Antonacci et Le Concert de la Loge impressionnent le Musée d'Orsay
Le public parisien est bien aise de rentrer dans le Musée d'Orsay pour ce concert prometteur en un lieu d'exception, mais aussi pour s'abriter du vent qui souffle en tempête dans les rues de Paris. Toutefois, dans l'Auditorium aussi il y a du vent : un beau pupitre de cinq bois qui se marient aux cinq autres instruments à cordes (violon, alto, violoncelle, contrebasse et clavecin) du Concert de la Loge dirigé depuis son violon par Julien Chauvin. Les instruments d'époque offrent de beaux élans allants, dès Don Juan, le premier morceau de Gluck au programme. Les applaudissements saluent cette beauté et redoublent avec l'entrée d'Anna Caterina Antonacci. D'emblée, le chant a l'intensité du drame et la clarté du récit. Sa prononciation du français est modèle, comme l'incarnation dramatique. Sa puissance expressive s'avère indispensable pour incarner les terribles héroïnes de Gluck que sont Iphigénie, Eurydice et Alceste, mais aussi pour justifier un vibrato très large qui met en branle une voix toujours accrochée et très sonore dans l'arène scénique faite de panneaux boisés.
Le Concert de la Loge offre alors une nouvelle occasion d'apprécier ses talents purement instrumentaux (en même temps qu'une pause pour la chanteuse). Le Ballet des ombres heureuses d'Orphée et Eurydice répand une berceuse délicate, toute la chaleur du souffle et la douceur des crins d'archet appréciés tout au long d'un tempo très à l'aise mais nourri. Anna Caterina Antonacci revient alors pour un sommet du répertoire lyrique : "Divinités du Styx" tiré d'Alceste. Les cordes jouent très près de la touche, sur des demi-archets très inclinés. Le contact ainsi réduit entre le crin et les cordes, éloigné en outre des ouïes qui déploient la résonance, a pour effet d'offrir un son direct sur lequel s'appuient fort bien les accents de la soprano italienne. La pompe des bois figure presque les cuivres absents et contribue à porter Antonacci jusqu'aux aigus et aux bravi.

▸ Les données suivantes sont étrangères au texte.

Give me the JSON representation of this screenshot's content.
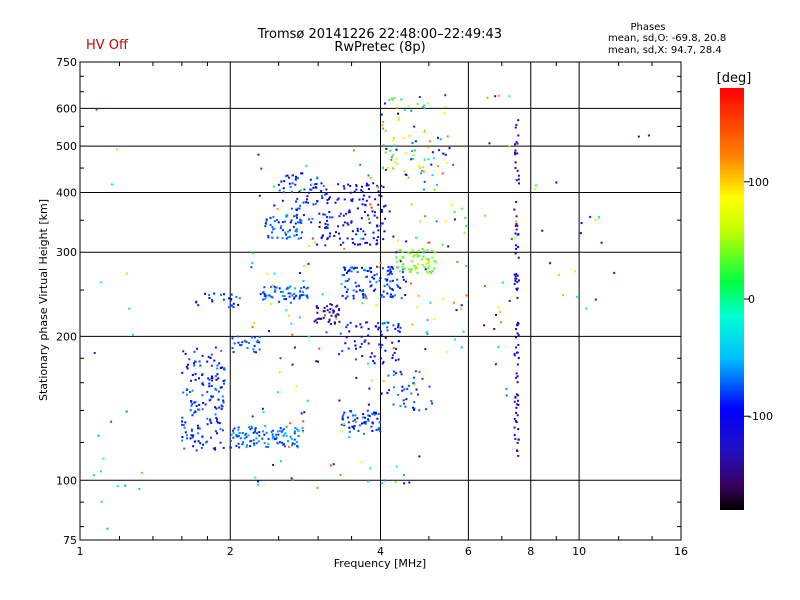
{
  "header": {
    "status": "HV Off",
    "status_color": "#cc0000",
    "title_line1": "Tromsø 20141226 22:48:00–22:49:43",
    "title_line2": "RwPretec (8p)"
  },
  "stats": {
    "title": "Phases",
    "line_o": "mean, sd,O: -69.8, 20.8",
    "line_x": "mean, sd,X:  94.7, 28.4"
  },
  "colorbar": {
    "unit_label": "[deg]",
    "ticks": [
      {
        "value": 100,
        "label": "100"
      },
      {
        "value": 0,
        "label": "0"
      },
      {
        "value": -100,
        "label": "-100"
      }
    ],
    "range": [
      -180,
      180
    ]
  },
  "chart_data": {
    "type": "scatter",
    "xlabel": "Frequency [MHz]",
    "ylabel": "Stationary phase Virtual Height [km]",
    "xscale": "log",
    "yscale": "log",
    "xlim": [
      1,
      16
    ],
    "ylim": [
      75,
      750
    ],
    "x_ticks": [
      {
        "value": 1,
        "label": "1"
      },
      {
        "value": 2,
        "label": "2"
      },
      {
        "value": 4,
        "label": "4"
      },
      {
        "value": 6,
        "label": "6"
      },
      {
        "value": 8,
        "label": "8"
      },
      {
        "value": 10,
        "label": "10"
      },
      {
        "value": 16,
        "label": "16"
      }
    ],
    "x_gridlines": [
      2,
      4,
      6,
      8,
      10
    ],
    "y_ticks": [
      {
        "value": 75,
        "label": "75"
      },
      {
        "value": 100,
        "label": "100"
      },
      {
        "value": 200,
        "label": "200"
      },
      {
        "value": 300,
        "label": "300"
      },
      {
        "value": 400,
        "label": "400"
      },
      {
        "value": 500,
        "label": "500"
      },
      {
        "value": 600,
        "label": "600"
      },
      {
        "value": 750,
        "label": "750"
      }
    ],
    "y_gridlines": [
      100,
      200,
      300,
      400,
      500,
      600
    ],
    "clusters": [
      {
        "x": [
          1.6,
          1.95
        ],
        "y": [
          115,
          190
        ],
        "phase": [
          -110,
          -60
        ],
        "count": 160
      },
      {
        "x": [
          1.7,
          2.1
        ],
        "y": [
          230,
          248
        ],
        "phase": [
          -100,
          -60
        ],
        "count": 25
      },
      {
        "x": [
          2.0,
          2.8
        ],
        "y": [
          117,
          130
        ],
        "phase": [
          -90,
          -50
        ],
        "count": 110
      },
      {
        "x": [
          2.0,
          2.3
        ],
        "y": [
          185,
          200
        ],
        "phase": [
          -90,
          -60
        ],
        "count": 25
      },
      {
        "x": [
          2.3,
          2.9
        ],
        "y": [
          235,
          255
        ],
        "phase": [
          -90,
          -55
        ],
        "count": 60
      },
      {
        "x": [
          2.35,
          2.8
        ],
        "y": [
          320,
          360
        ],
        "phase": [
          -90,
          -55
        ],
        "count": 50
      },
      {
        "x": [
          2.5,
          3.1
        ],
        "y": [
          345,
          440
        ],
        "phase": [
          -110,
          -60
        ],
        "count": 70
      },
      {
        "x": [
          3.0,
          4.1
        ],
        "y": [
          310,
          420
        ],
        "phase": [
          -130,
          -80
        ],
        "count": 140
      },
      {
        "x": [
          2.95,
          3.35
        ],
        "y": [
          212,
          235
        ],
        "phase": [
          -150,
          -120
        ],
        "count": 40
      },
      {
        "x": [
          3.35,
          4.5
        ],
        "y": [
          240,
          280
        ],
        "phase": [
          -110,
          -60
        ],
        "count": 110
      },
      {
        "x": [
          3.3,
          4.0
        ],
        "y": [
          125,
          140
        ],
        "phase": [
          -100,
          -60
        ],
        "count": 60
      },
      {
        "x": [
          3.3,
          4.4
        ],
        "y": [
          175,
          215
        ],
        "phase": [
          -120,
          -70
        ],
        "count": 70
      },
      {
        "x": [
          4.0,
          5.1
        ],
        "y": [
          140,
          170
        ],
        "phase": [
          -100,
          -60
        ],
        "count": 40
      },
      {
        "x": [
          4.3,
          5.2
        ],
        "y": [
          270,
          305
        ],
        "phase": [
          20,
          60
        ],
        "count": 60
      },
      {
        "x": [
          4.0,
          5.6
        ],
        "y": [
          420,
          640
        ],
        "phase": [
          -130,
          130
        ],
        "count": 80
      },
      {
        "x": [
          4.8,
          6.0
        ],
        "y": [
          180,
          480
        ],
        "phase": [
          -150,
          150
        ],
        "count": 40
      },
      {
        "x": [
          6.3,
          7.5
        ],
        "y": [
          150,
          640
        ],
        "phase": [
          -150,
          150
        ],
        "count": 25
      },
      {
        "x": [
          7.42,
          7.58
        ],
        "y": [
          110,
          570
        ],
        "phase": [
          -140,
          -100
        ],
        "count": 90
      },
      {
        "x": [
          8.0,
          12.0
        ],
        "y": [
          200,
          460
        ],
        "phase": [
          -150,
          150
        ],
        "count": 18
      },
      {
        "x": [
          1.05,
          1.35
        ],
        "y": [
          78,
          630
        ],
        "phase": [
          -90,
          60
        ],
        "count": 20
      },
      {
        "x": [
          2.2,
          4.8
        ],
        "y": [
          95,
          500
        ],
        "phase": [
          -160,
          160
        ],
        "count": 140
      },
      {
        "x": [
          13.0,
          14.5
        ],
        "y": [
          520,
          540
        ],
        "phase": [
          -140,
          -120
        ],
        "count": 2
      }
    ]
  }
}
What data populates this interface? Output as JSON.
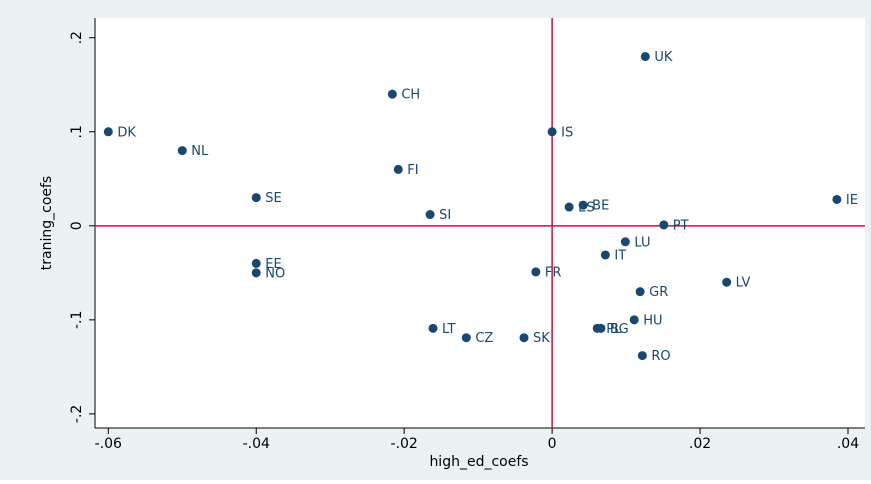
{
  "chart_data": {
    "type": "scatter",
    "x_label": "high_ed_coefs",
    "y_label": "traning_coefs",
    "color": "#1a476f",
    "ref_color": "#c0143c",
    "xline": 0,
    "yline": 0,
    "xlim": [
      -0.0618,
      0.0423
    ],
    "ylim": [
      -0.215,
      0.221
    ],
    "xticks": [
      {
        "value": -0.06,
        "label": "-.06"
      },
      {
        "value": -0.04,
        "label": "-.04"
      },
      {
        "value": -0.02,
        "label": "-.02"
      },
      0,
      {
        "value": 0.02,
        "label": ".02"
      },
      {
        "value": 0.04,
        "label": ".04"
      }
    ],
    "yticks": [
      {
        "value": 0.2,
        "label": ".2"
      },
      {
        "value": 0.1,
        "label": ".1"
      },
      0,
      {
        "value": -0.1,
        "label": "-.1"
      },
      {
        "value": -0.2,
        "label": "-.2"
      }
    ],
    "labels": [
      "DK",
      "NL",
      "CH",
      "FI",
      "SE",
      "SI",
      "UK",
      "IS",
      "ES",
      "BE",
      "IE",
      "PT",
      "LU",
      "IT",
      "FR",
      "EE",
      "NO",
      "GR",
      "LV",
      "HU",
      "LT",
      "CZ",
      "SK",
      "PL",
      "BG",
      "RO"
    ],
    "x": [
      -0.06,
      -0.05,
      -0.0216,
      -0.0208,
      -0.04,
      -0.0165,
      0.0126,
      0,
      0.0023,
      0.0042,
      0.0385,
      0.0151,
      0.0099,
      0.0072,
      -0.0022,
      -0.04,
      -0.04,
      0.0119,
      0.0236,
      0.0111,
      -0.0161,
      -0.0116,
      -0.0038,
      0.0061,
      0.0066,
      0.0122
    ],
    "y": [
      0.1,
      0.08,
      0.14,
      0.06,
      0.03,
      0.012,
      0.18,
      0.1,
      0.02,
      0.022,
      0.028,
      0.001,
      -0.017,
      -0.031,
      -0.049,
      -0.04,
      -0.05,
      -0.07,
      -0.06,
      -0.1,
      -0.109,
      -0.119,
      -0.119,
      -0.109,
      -0.109,
      -0.138
    ]
  }
}
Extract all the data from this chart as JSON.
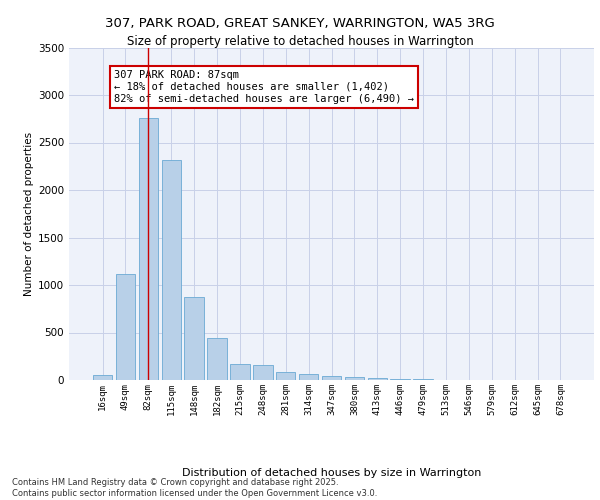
{
  "title_line1": "307, PARK ROAD, GREAT SANKEY, WARRINGTON, WA5 3RG",
  "title_line2": "Size of property relative to detached houses in Warrington",
  "xlabel": "Distribution of detached houses by size in Warrington",
  "ylabel": "Number of detached properties",
  "bar_categories": [
    "16sqm",
    "49sqm",
    "82sqm",
    "115sqm",
    "148sqm",
    "182sqm",
    "215sqm",
    "248sqm",
    "281sqm",
    "314sqm",
    "347sqm",
    "380sqm",
    "413sqm",
    "446sqm",
    "479sqm",
    "513sqm",
    "546sqm",
    "579sqm",
    "612sqm",
    "645sqm",
    "678sqm"
  ],
  "bar_values": [
    50,
    1120,
    2760,
    2320,
    870,
    440,
    170,
    160,
    85,
    60,
    45,
    30,
    25,
    15,
    10,
    5,
    3,
    2,
    1,
    1,
    1
  ],
  "bar_color": "#b8d0e8",
  "bar_edge_color": "#6aaad4",
  "bg_color": "#eef2fa",
  "grid_color": "#c8d0e8",
  "vline_x_index": 2,
  "vline_color": "#cc0000",
  "annotation_text": "307 PARK ROAD: 87sqm\n← 18% of detached houses are smaller (1,402)\n82% of semi-detached houses are larger (6,490) →",
  "annotation_box_color": "#ffffff",
  "annotation_box_edge": "#cc0000",
  "ylim": [
    0,
    3500
  ],
  "yticks": [
    0,
    500,
    1000,
    1500,
    2000,
    2500,
    3000,
    3500
  ],
  "footer_line1": "Contains HM Land Registry data © Crown copyright and database right 2025.",
  "footer_line2": "Contains public sector information licensed under the Open Government Licence v3.0."
}
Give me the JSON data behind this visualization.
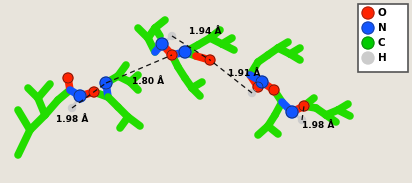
{
  "bg_color": "#e8e4dc",
  "figsize": [
    4.12,
    1.83
  ],
  "dpi": 100,
  "legend": {
    "items": [
      "O",
      "N",
      "C",
      "H"
    ],
    "colors": [
      "#ff2200",
      "#1155ff",
      "#00cc00",
      "#cccccc"
    ]
  }
}
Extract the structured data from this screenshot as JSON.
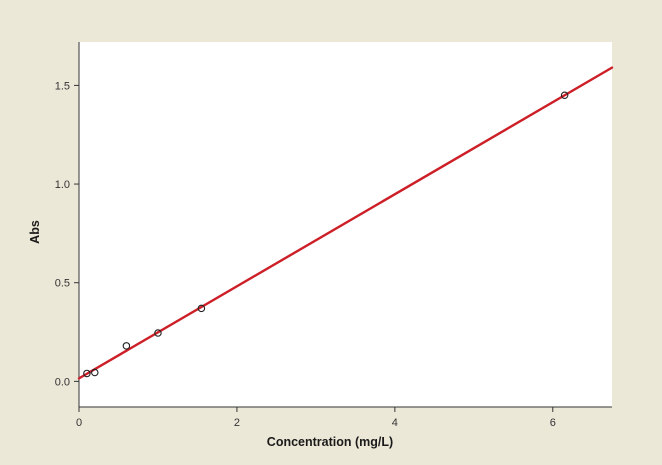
{
  "chart_data": {
    "type": "scatter",
    "title": "",
    "xlabel": "Concentration (mg/L)",
    "ylabel": "Abs",
    "xlim": [
      0,
      6.75
    ],
    "ylim": [
      -0.13,
      1.72
    ],
    "x_ticks": [
      0,
      2,
      4,
      6
    ],
    "x_tick_labels": [
      "0",
      "2",
      "4",
      "6"
    ],
    "y_ticks": [
      0.0,
      0.5,
      1.0,
      1.5
    ],
    "y_tick_labels": [
      "0.0",
      "0.5",
      "1.0",
      "1.5"
    ],
    "grid": false,
    "legend": "none",
    "series": [
      {
        "kind": "points",
        "marker": "open-circle",
        "x": [
          0.1,
          0.2,
          0.6,
          1.0,
          1.55,
          6.15
        ],
        "y": [
          0.04,
          0.045,
          0.18,
          0.245,
          0.37,
          1.45
        ]
      },
      {
        "kind": "fit-line",
        "color": "#cc1f27",
        "x": [
          0,
          6.75
        ],
        "y": [
          0.015,
          1.59
        ]
      }
    ]
  },
  "colors": {
    "background": "#ece8d8",
    "plot_area": "#ffffff",
    "fit_line": "#cc1f27",
    "marker": "#222222",
    "axis": "#333333"
  }
}
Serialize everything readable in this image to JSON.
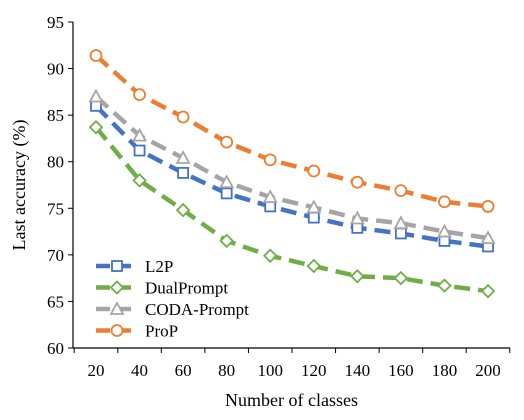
{
  "chart_data": {
    "type": "line",
    "title": "",
    "xlabel": "Number of classes",
    "ylabel": "Last accuracy (%)",
    "x": [
      20,
      40,
      60,
      80,
      100,
      120,
      140,
      160,
      180,
      200
    ],
    "x_tick_labels": [
      "20",
      "40",
      "60",
      "80",
      "100",
      "120",
      "140",
      "160",
      "180",
      "200"
    ],
    "ylim": [
      60,
      95
    ],
    "y_ticks": [
      60,
      65,
      70,
      75,
      80,
      85,
      90,
      95
    ],
    "y_tick_labels": [
      "60",
      "65",
      "70",
      "75",
      "80",
      "85",
      "90",
      "95"
    ],
    "grid": false,
    "legend_position": "bottom-left",
    "series": [
      {
        "name": "L2P",
        "color": "#4472C4",
        "marker": "square",
        "values": [
          86.0,
          81.2,
          78.8,
          76.6,
          75.2,
          74.0,
          72.9,
          72.3,
          71.5,
          70.9
        ]
      },
      {
        "name": "DualPrompt",
        "color": "#70AD47",
        "marker": "diamond",
        "values": [
          83.7,
          78.0,
          74.8,
          71.5,
          69.9,
          68.8,
          67.7,
          67.5,
          66.7,
          66.1
        ]
      },
      {
        "name": "CODA-Prompt",
        "color": "#A5A5A5",
        "marker": "triangle",
        "values": [
          87.0,
          82.8,
          80.4,
          77.8,
          76.2,
          75.1,
          73.9,
          73.4,
          72.5,
          71.8
        ]
      },
      {
        "name": "ProP",
        "color": "#ED7D31",
        "marker": "circle",
        "values": [
          91.4,
          87.2,
          84.8,
          82.1,
          80.2,
          79.0,
          77.8,
          76.9,
          75.7,
          75.2
        ]
      }
    ]
  }
}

Après l'entracte, Julien Chauvin rejoint en premier violon le quatuor à cordes, dans le creux duquel se love la chanteuse, le tout soutenu par un piano à queue, pour interpréter le Poème de l'amour et de la mer composé par Ernest Chausson. L'accompagnement se déploie sans retenir ses grandes vagues d'harmonieuses couleurs. Les ondes traversent le quatuor, se passent entre les instruments, les vagues écument avant de se synchroniser en grandes marées sur la ligne de flottaison offerte par le piano. Antonacci sait aussi bien se laisser porter par cette mer, qu'affronter les tempêtes déchaînées. La puissance vocale lui offre pour ce faire un appui qui diminue toutefois l'intelligibilité du texte.
Le mélomane reste cependant admiratif devant ces musiciens capables de défendre deux répertoires que beaucoup d'éléments opposent et le public offre aux artistes un tourbillon d'acclamations à travers trois rappels.